No wonder. I look it up and find the ad that Slowpoke McGee College posted months and months ago and am even more confused: why did I apply to this, apart from being on a roll one day? And why on earth would they want to interview me? My PhD is not even the correct discipline listed! Hmm.
So I am not particularly hopeful about anything coming of this, but I guess I will get more interview practice. Because I need more interview practice? Sigh. I feel like I died and went to hell and am being punished for all eternity by doing endless job applications and interviews! I thought pushing the rock up a hill was bad. This is more like carrying a weight across a tightrope suspended over a pit of fire ---- which way is up? How will I make it across? How much longer must I be out here? Can I get a solid footing anywhere? Should I move or wait?

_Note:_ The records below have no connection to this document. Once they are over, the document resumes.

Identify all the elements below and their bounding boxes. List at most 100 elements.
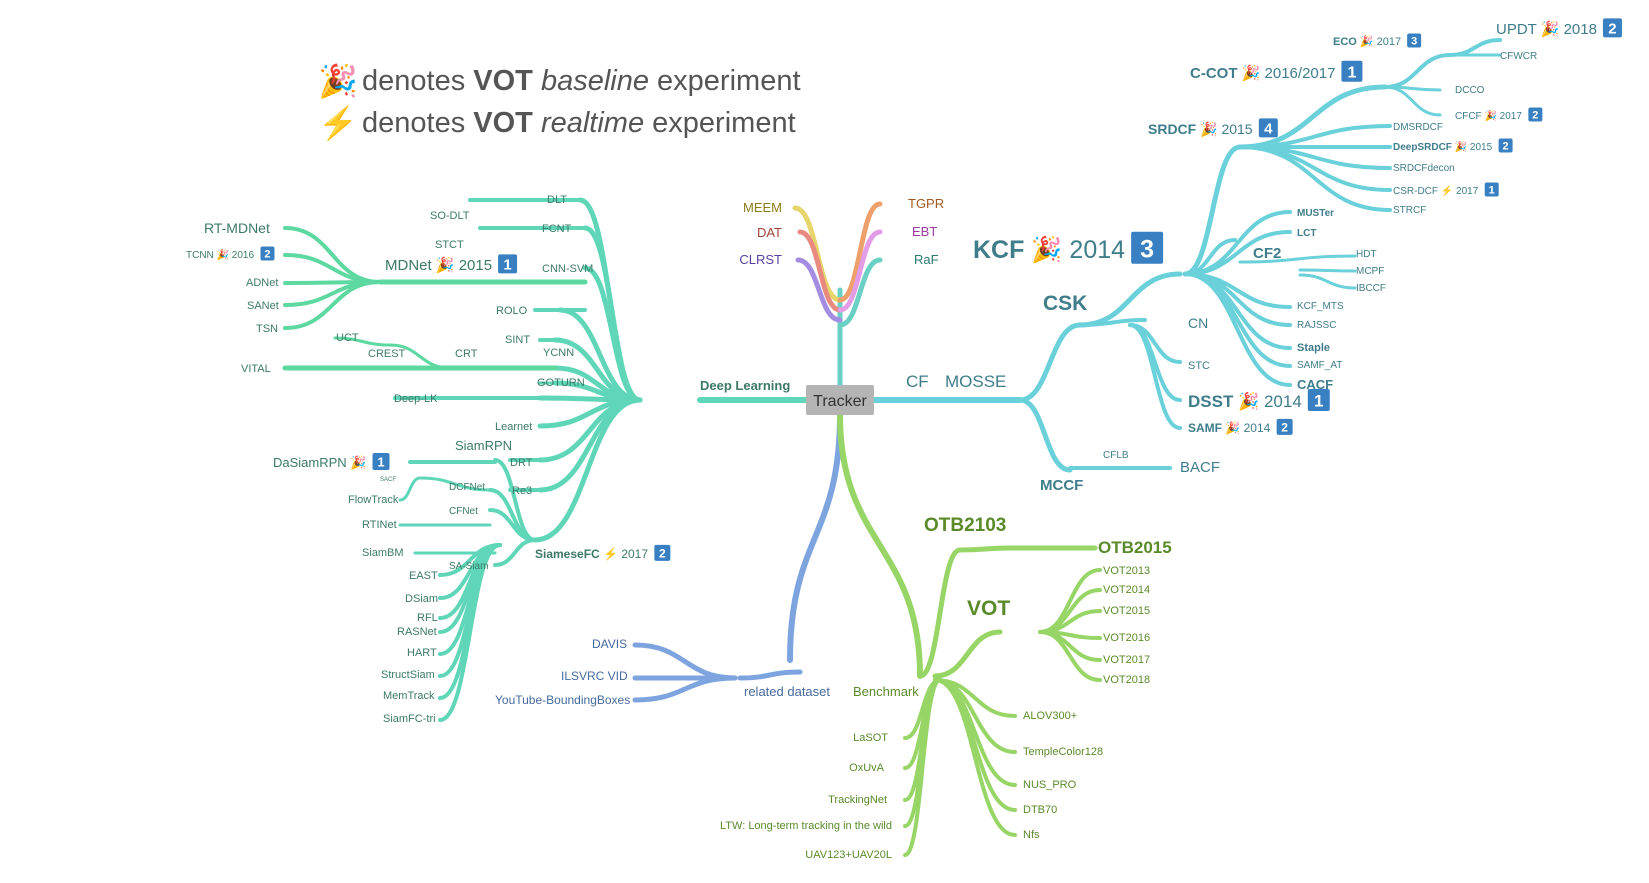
node-flowtrack[interactable]: FlowTrack <box>348 494 399 506</box>
node-csr-dcf[interactable]: CSR-DCF ⚡ 2017 1 <box>1393 182 1499 197</box>
node-dsst[interactable]: DSST 🎉 2014 1 <box>1188 388 1330 412</box>
node-tgpr[interactable]: TGPR <box>908 196 944 211</box>
node-ytbb[interactable]: YouTube-BoundingBoxes <box>495 693 630 707</box>
node-bacf[interactable]: BACF <box>1180 459 1220 476</box>
node-cnn-svm[interactable]: CNN-SVM <box>542 263 593 275</box>
node-deep-lk[interactable]: Deep-LK <box>394 393 438 405</box>
node-cf[interactable]: CF <box>906 372 929 391</box>
node-rtinet[interactable]: RTINet <box>362 519 397 531</box>
node-muster[interactable]: MUSTer <box>1297 208 1334 219</box>
node-siamesefc[interactable]: SiameseFC ⚡ 2017 2 <box>535 544 671 561</box>
node-vital[interactable]: VITAL <box>241 363 271 375</box>
node-csk[interactable]: CSK <box>1043 292 1087 315</box>
node-drt[interactable]: DRT <box>510 457 533 469</box>
node-trackingnet[interactable]: TrackingNet <box>828 794 887 806</box>
node-crt[interactable]: CRT <box>455 348 478 360</box>
node-eco[interactable]: ECO 🎉 2017 3 <box>1333 33 1422 48</box>
node-samf-at[interactable]: SAMF_AT <box>1297 360 1342 371</box>
node-cfwcr[interactable]: CFWCR <box>1500 51 1537 62</box>
node-dlt[interactable]: DLT <box>547 194 567 206</box>
node-mdnet[interactable]: MDNet 🎉 2015 1 <box>385 254 518 274</box>
node-cfnet[interactable]: CFNet <box>449 506 478 517</box>
node-tsn[interactable]: TSN <box>256 323 278 335</box>
node-mosse[interactable]: MOSSE <box>945 372 1006 391</box>
node-ccot[interactable]: C-COT 🎉 2016/2017 1 <box>1190 60 1363 82</box>
node-kcf[interactable]: KCF 🎉 2014 3 <box>973 231 1164 265</box>
node-ycnn[interactable]: YCNN <box>543 347 574 359</box>
node-stc[interactable]: STC <box>1188 360 1210 372</box>
node-adnet[interactable]: ADNet <box>246 277 278 289</box>
node-raf[interactable]: RaF <box>914 252 939 267</box>
node-deepsrdcf[interactable]: DeepSRDCF 🎉 2015 2 <box>1393 138 1513 153</box>
node-nuspro[interactable]: NUS_PRO <box>1023 779 1077 791</box>
node-goturn[interactable]: GOTURN <box>537 377 585 389</box>
node-srdcf[interactable]: SRDCF 🎉 2015 4 <box>1148 118 1278 138</box>
node-clrst[interactable]: CLRST <box>739 252 782 267</box>
node-dmsrdcf[interactable]: DMSRDCF <box>1393 122 1443 133</box>
node-dcco[interactable]: DCCO <box>1455 85 1485 96</box>
node-so-dlt[interactable]: SO-DLT <box>430 210 470 222</box>
node-cfcf[interactable]: CFCF 🎉 2017 2 <box>1455 107 1543 122</box>
node-vot[interactable]: VOT <box>967 597 1010 620</box>
node-rt-mdnet[interactable]: RT-MDNet <box>204 220 270 236</box>
node-rajssc[interactable]: RAJSSC <box>1297 320 1336 331</box>
node-dasiamrpn[interactable]: DaSiamRPN 🎉 1 <box>273 453 390 471</box>
node-updt[interactable]: UPDT 🎉 2018 2 <box>1496 18 1622 38</box>
node-dsiam[interactable]: DSiam <box>405 593 438 605</box>
node-crest[interactable]: CREST <box>368 348 406 360</box>
node-vot2014[interactable]: VOT2014 <box>1103 584 1150 596</box>
node-vot2018[interactable]: VOT2018 <box>1103 674 1150 686</box>
node-dcfnet[interactable]: DCFNet <box>449 482 485 493</box>
node-ilsvrc[interactable]: ILSVRC VID <box>561 669 628 683</box>
node-tcnn[interactable]: TCNN 🎉 2016 2 <box>186 246 275 261</box>
node-memtrack[interactable]: MemTrack <box>383 690 435 702</box>
center-node[interactable]: Tracker <box>806 385 874 415</box>
node-hdt[interactable]: HDT <box>1356 249 1377 260</box>
node-cflb[interactable]: CFLB <box>1103 450 1129 461</box>
node-kcf-mts[interactable]: KCF_MTS <box>1297 301 1344 312</box>
node-staple[interactable]: Staple <box>1297 342 1330 354</box>
node-vot2015[interactable]: VOT2015 <box>1103 605 1150 617</box>
node-alov[interactable]: ALOV300+ <box>1023 710 1077 722</box>
node-lasot[interactable]: LaSOT <box>853 732 888 744</box>
node-cacf[interactable]: CACF <box>1297 377 1333 392</box>
node-stct[interactable]: STCT <box>435 239 464 251</box>
node-hart[interactable]: HART <box>407 647 437 659</box>
node-tc128[interactable]: TempleColor128 <box>1023 746 1103 758</box>
node-otb2013[interactable]: OTB2103 <box>924 515 1006 536</box>
node-mcpf[interactable]: MCPF <box>1356 266 1384 277</box>
node-meem[interactable]: MEEM <box>743 200 782 215</box>
node-learnet[interactable]: Learnet <box>495 421 532 433</box>
node-ltw[interactable]: LTW: Long-term tracking in the wild <box>720 820 892 832</box>
node-nfs[interactable]: Nfs <box>1023 829 1040 841</box>
node-fcnt[interactable]: FCNT <box>542 223 572 235</box>
node-vot2017[interactable]: VOT2017 <box>1103 654 1150 666</box>
node-siambm[interactable]: SiamBM <box>362 547 404 559</box>
node-uct[interactable]: UCT <box>336 332 359 344</box>
node-benchmark[interactable]: Benchmark <box>853 684 919 699</box>
node-sacf[interactable]: SACF <box>380 477 396 483</box>
node-dat[interactable]: DAT <box>757 225 782 240</box>
node-vot2013[interactable]: VOT2013 <box>1103 565 1150 577</box>
node-ebt[interactable]: EBT <box>912 224 937 239</box>
node-strcf[interactable]: STRCF <box>1393 205 1426 216</box>
node-structsiam[interactable]: StructSiam <box>381 669 435 681</box>
node-deep-learning[interactable]: Deep Learning <box>700 378 790 393</box>
node-dtb70[interactable]: DTB70 <box>1023 804 1057 816</box>
node-related[interactable]: related dataset <box>744 684 830 699</box>
node-uav[interactable]: UAV123+UAV20L <box>805 849 892 861</box>
node-lct[interactable]: LCT <box>1297 228 1316 239</box>
node-rolo[interactable]: ROLO <box>496 305 528 317</box>
node-vot2016[interactable]: VOT2016 <box>1103 632 1150 644</box>
node-davis[interactable]: DAVIS <box>592 637 627 651</box>
node-cf2[interactable]: CF2 <box>1253 245 1281 262</box>
node-siamrpn[interactable]: SiamRPN <box>455 438 512 453</box>
node-cn[interactable]: CN <box>1188 315 1208 331</box>
node-sanet[interactable]: SANet <box>247 300 279 312</box>
node-mccf[interactable]: MCCF <box>1040 477 1083 494</box>
node-srdcfdecon[interactable]: SRDCFdecon <box>1393 163 1455 174</box>
node-re3[interactable]: Re3 <box>512 485 532 497</box>
node-otb2015[interactable]: OTB2015 <box>1098 538 1172 557</box>
node-siamfc-tri[interactable]: SiamFC-tri <box>383 713 436 725</box>
node-rfl[interactable]: RFL <box>417 612 438 624</box>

I've been reading The Poisonwood Bible; maybe I will pack some more before going back to reading. Or, prepare for a phone interview? Gah! Just give me a job already, somebody, so I can move on to the fun parts of moving and planning and having a life!
You are on FIRE! Congrats! And double-congrats on the manners thing -- always good to have 'em! (For me, it's sorta touch and go in that department.)
Even though interviewing itself pretty much sucks--good for you regardless.
But it's another option! (god, I sounds like my mother...)
Yay for you! They might not even be able to do campus interviews, so I think this should count as 3!
Congrats and good luck!
I feel like I should join in the congratulations . . . but actually, when I read your posts & imagine your life, I mainly think that in your place I'd be seriously ill from the stress of so much uncertainty. I hope you find some stability soon.
Wishing good things for you. and yes, congratulations!
Dame Eleanor hit it on the head -- this is stressful. But I'm glad that you're getting another interview. Maybe they want someone with broad interests or something...
Who knows what the f is in the minds of these people. Good luck!
Yes to all of the above! Fingers/toes crossed that good news is in immediate future!
My fingers and toes are crossed for a good and speedy end to all of this. Good luck!
Congrats, Sis! :)
congrats, that's awesome!! and ps, i love that book.